Abbé de Saint-Denis au XIIe siècle, régent du royaume durant la deuxième
croisade, initiateur de l'art gothique en France, il fut avant tout un moine
bénédictin, mais aussi un soldat, un historien et un grand serviteur de l'État
capétien. De condition modeste, il entra à dix ans comme oblat à l'abbaye royale
de Saint-Denis et s'identifia très tôt à l'abbaye, dont il dit lui-même qu'elle fut
«sa mère». Remarqué par son abbé, puis par le roi Philippe Ier, pour ses talents
d'orateur et de négociateur, il fut rapidement chargé d'importantes ambassades
en Europe et à la cour pontificale. Gestionnaire des possessions de Saint-Denis,
il dut s'impliquer personnellement dans plusieurs guerres meurtrières, ce dont
il garda toute sa vie le remord.
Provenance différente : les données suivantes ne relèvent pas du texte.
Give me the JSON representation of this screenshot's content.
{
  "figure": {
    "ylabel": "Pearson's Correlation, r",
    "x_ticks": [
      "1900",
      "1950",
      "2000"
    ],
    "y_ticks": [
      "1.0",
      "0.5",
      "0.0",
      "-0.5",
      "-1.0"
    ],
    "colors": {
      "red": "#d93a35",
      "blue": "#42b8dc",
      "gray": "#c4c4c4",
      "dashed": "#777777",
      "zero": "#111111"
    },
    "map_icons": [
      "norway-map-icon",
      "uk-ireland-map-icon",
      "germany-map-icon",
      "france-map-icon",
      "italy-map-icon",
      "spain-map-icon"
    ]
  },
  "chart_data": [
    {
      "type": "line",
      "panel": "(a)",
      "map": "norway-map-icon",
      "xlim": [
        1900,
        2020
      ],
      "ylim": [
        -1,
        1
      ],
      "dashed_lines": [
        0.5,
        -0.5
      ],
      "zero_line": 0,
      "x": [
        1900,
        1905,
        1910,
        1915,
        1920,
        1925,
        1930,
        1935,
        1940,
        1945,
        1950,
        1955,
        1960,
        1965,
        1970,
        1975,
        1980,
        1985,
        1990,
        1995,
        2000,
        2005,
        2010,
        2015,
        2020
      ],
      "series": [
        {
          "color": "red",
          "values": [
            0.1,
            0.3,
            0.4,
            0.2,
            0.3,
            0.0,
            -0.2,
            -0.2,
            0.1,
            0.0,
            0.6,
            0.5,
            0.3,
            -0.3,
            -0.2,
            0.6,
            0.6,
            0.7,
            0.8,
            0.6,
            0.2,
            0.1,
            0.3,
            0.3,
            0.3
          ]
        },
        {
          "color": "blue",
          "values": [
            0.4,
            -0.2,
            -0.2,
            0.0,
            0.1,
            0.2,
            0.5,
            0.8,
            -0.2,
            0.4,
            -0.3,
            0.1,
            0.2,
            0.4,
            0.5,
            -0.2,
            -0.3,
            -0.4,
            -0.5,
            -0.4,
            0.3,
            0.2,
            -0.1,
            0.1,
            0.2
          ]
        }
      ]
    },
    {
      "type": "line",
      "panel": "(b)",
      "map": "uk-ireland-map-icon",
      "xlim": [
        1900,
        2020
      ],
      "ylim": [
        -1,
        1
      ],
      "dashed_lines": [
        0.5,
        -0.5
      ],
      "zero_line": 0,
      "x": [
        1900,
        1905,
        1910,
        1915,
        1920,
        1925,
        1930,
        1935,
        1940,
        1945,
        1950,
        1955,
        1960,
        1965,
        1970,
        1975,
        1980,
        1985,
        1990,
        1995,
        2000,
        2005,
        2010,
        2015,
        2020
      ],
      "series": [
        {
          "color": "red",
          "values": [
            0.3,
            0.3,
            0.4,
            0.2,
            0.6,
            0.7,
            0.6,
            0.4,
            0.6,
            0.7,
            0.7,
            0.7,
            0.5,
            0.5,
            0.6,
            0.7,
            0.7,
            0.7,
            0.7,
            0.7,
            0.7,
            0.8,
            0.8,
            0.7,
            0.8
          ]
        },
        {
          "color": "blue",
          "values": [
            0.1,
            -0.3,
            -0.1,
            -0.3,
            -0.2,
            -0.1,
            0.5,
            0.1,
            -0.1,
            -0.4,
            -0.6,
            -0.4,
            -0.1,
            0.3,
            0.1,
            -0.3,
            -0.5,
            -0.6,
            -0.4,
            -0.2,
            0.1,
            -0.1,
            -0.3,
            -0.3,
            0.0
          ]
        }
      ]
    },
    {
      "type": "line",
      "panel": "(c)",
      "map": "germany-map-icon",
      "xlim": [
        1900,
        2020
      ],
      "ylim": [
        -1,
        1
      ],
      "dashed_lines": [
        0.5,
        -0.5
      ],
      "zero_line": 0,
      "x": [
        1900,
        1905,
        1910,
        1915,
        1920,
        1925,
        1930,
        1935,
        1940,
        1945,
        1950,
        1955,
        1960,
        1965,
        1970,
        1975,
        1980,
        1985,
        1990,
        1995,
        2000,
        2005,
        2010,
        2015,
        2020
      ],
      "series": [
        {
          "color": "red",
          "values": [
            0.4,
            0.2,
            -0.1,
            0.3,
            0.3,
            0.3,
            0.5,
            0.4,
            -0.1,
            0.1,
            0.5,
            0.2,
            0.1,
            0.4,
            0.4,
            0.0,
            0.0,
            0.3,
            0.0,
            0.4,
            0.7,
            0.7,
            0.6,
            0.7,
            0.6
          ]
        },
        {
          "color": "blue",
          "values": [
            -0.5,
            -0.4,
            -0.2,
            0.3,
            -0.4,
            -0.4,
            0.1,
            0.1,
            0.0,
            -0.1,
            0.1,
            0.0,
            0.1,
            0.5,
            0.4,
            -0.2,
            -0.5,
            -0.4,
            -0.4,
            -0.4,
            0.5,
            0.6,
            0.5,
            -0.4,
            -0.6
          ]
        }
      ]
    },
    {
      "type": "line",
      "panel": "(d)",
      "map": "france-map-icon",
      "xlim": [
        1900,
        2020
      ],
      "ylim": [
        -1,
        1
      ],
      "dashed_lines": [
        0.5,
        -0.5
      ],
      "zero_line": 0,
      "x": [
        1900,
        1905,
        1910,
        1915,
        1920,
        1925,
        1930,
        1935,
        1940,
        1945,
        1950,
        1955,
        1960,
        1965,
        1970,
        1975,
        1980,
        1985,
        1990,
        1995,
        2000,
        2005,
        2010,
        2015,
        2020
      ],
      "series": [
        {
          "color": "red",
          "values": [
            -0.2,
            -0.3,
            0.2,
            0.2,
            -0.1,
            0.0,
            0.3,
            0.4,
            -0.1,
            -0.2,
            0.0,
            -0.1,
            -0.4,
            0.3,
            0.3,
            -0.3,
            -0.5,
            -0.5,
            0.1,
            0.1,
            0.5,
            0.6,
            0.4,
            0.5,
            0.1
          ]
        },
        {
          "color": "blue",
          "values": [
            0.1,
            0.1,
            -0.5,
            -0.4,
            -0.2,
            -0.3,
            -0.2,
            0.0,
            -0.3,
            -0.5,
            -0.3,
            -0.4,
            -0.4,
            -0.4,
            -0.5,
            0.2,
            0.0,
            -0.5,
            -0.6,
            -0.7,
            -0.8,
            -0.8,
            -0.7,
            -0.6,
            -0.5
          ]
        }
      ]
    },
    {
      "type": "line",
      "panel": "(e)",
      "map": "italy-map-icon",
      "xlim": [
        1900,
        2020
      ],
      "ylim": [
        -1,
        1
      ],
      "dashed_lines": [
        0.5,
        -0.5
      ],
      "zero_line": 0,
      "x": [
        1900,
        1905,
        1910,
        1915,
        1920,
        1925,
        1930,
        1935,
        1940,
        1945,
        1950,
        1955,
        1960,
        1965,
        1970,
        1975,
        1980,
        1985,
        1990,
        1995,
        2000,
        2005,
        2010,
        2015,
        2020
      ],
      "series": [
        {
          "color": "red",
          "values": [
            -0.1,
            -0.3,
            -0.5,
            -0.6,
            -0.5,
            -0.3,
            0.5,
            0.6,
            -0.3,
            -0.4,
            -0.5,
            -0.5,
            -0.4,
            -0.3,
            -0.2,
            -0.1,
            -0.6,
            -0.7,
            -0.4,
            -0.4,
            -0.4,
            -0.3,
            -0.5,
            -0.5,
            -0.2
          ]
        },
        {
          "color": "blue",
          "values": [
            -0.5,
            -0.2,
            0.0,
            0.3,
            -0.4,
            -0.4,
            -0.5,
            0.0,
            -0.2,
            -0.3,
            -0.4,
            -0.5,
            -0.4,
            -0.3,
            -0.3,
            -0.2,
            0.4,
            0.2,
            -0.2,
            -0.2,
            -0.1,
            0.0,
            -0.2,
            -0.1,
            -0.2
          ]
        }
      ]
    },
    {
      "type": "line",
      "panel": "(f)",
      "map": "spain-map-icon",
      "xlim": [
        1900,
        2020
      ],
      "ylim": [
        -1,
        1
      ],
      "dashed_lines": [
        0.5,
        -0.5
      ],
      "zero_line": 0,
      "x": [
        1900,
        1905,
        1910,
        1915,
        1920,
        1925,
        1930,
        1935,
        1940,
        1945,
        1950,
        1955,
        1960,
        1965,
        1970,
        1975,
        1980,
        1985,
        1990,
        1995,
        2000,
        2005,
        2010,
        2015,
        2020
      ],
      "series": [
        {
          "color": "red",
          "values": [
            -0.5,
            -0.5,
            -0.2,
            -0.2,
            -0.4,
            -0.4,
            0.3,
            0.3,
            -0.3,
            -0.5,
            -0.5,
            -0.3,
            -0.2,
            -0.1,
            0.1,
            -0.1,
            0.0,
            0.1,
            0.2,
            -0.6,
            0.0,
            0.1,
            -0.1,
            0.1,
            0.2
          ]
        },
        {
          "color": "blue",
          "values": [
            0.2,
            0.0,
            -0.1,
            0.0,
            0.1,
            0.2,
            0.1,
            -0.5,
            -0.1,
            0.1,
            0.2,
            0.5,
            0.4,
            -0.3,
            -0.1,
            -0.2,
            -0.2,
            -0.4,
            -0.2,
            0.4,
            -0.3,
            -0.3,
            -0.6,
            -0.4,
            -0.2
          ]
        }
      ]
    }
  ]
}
Devenu conseiller et proche du roi Louis VI, il
participa à son gouvernement. Élu abbé de Saint-Denis, il entreprit l'immense
chantier de reconstruction de l'abbatiale en y introduisant des formes nouvelles,
dites «gothiques», fruit de ses nombreux séjours auprès du pape, à Rome
et en Italie du Sud. Rédacteur de la vie de Louis VI le Gros et chroniqueur
des premières années du règne de Louis VII, Suger inaugure l'historiographie
royale des Grandes Chroniques de France. Homme de Dieu, obsédé par l'usure
du temps et de l'oubli, Suger voulut faire de toute son action une «oeuvre plus
durable que le bronze», un témoignage pour l'avenir. Son oeuvre écrite et son
oeuvre bâtie en sont, aujourd'hui encore, le symbole vivant.